(O un Anti-Edipo)
Hay todo este rollo edípico alrededor del día de la madre: a la madre, la intocable, la intachable, la casi inmaculada, hay que festejarle su día, llevarla a comer pollo a la brasa, sus papas fritas. Al día siguiente olvidarse y seguir tu vida.
La publicidad por el día de la madre siempre será igual. Apelan al bobo, al hijo que se va, al hijo malagradecido. “Todos pueden pasar, pero las madres serán para siempre”. A alimentar el Edipo. Paradójicamente, la publicidad, los encartes de ofertas, te llenan la cabeza con que le regales una lavadora o una lustradora a tu pobre y abnegada madre. No está bien que se gaste y malogre las manos lavándote las medias. Que lo haga con una lavadora al menos. Terrible.
Pero, claro, estos son los tiempos de la telefonía móvil, de la portabilidad, de los microbichos que llevas de aquí para allá. Entonces Claro apela al pequeño Edipo que todos llevamos dentro y te lanza lo siguiente.

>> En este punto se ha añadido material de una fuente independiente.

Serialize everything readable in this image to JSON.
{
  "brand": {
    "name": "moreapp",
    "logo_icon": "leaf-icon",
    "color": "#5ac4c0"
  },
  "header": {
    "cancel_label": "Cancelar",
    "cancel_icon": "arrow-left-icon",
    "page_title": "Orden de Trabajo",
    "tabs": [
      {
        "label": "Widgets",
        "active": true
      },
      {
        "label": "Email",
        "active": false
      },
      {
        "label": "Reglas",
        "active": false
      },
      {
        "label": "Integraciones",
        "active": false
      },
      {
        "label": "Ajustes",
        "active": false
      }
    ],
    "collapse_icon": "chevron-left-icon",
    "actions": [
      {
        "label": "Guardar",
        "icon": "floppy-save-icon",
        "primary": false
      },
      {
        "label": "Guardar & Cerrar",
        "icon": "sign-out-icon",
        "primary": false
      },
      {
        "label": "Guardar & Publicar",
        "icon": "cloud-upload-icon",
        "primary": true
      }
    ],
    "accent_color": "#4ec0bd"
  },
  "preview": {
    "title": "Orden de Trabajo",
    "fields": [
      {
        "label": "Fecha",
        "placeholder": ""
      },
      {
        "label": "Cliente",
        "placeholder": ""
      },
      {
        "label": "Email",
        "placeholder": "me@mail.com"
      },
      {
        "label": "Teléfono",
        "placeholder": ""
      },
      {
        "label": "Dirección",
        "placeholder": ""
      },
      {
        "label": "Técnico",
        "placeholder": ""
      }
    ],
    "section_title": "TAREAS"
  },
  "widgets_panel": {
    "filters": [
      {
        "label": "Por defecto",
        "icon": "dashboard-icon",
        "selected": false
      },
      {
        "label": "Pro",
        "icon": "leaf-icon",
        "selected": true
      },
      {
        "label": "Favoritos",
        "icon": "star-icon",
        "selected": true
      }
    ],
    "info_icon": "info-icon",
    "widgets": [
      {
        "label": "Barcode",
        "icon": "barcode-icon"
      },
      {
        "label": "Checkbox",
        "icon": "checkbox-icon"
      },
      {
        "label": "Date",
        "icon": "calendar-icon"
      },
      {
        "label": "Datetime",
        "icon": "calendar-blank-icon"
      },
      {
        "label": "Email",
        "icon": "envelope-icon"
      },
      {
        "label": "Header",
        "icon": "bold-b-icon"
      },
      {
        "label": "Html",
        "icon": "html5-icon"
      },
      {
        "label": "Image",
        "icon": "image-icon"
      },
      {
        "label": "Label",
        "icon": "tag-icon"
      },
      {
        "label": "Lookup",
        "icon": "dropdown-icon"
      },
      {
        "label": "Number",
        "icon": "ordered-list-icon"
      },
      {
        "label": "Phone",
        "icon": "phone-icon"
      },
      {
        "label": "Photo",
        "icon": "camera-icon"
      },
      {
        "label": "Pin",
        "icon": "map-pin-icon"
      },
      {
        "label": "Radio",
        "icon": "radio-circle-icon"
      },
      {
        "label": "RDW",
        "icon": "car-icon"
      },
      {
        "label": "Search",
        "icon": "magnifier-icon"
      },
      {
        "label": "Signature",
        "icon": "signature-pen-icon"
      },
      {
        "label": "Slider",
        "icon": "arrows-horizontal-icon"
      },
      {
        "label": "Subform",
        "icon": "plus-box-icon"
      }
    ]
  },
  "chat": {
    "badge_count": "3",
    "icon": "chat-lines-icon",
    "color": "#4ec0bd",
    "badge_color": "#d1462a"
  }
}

Ya. ¿A qué cabeza enferma se le ocurre que voy a darle un celular a mi madre con llamadas y SMS gratis para siempre? ¿Acaso el publicista se llamaba Norman y se apellidaba Bates? ¿Acaso no ve el peligro de hacer eso? ¿Y a quién se le ocurriría comprar algo así a su madre? ¿Es suicida? ¿Sufre del síndrome de Peter Pan?
No, el día de la madre pasó.
Y se acerca el día del padre y no va a haber ni una publicidad así. Porque los publicistas tienen su Edipazo. Para compartir este espíritu festivo, los dejo con Woody Allen y Oedipus Wreck (de Historias de Nueva York).
De nuevo, no puedo quitarme la idea de la cabeza… ¿Alguien quiere darle un celular con llamadas y mensajes de texto gratis a su madre? Mejor regálate terapia.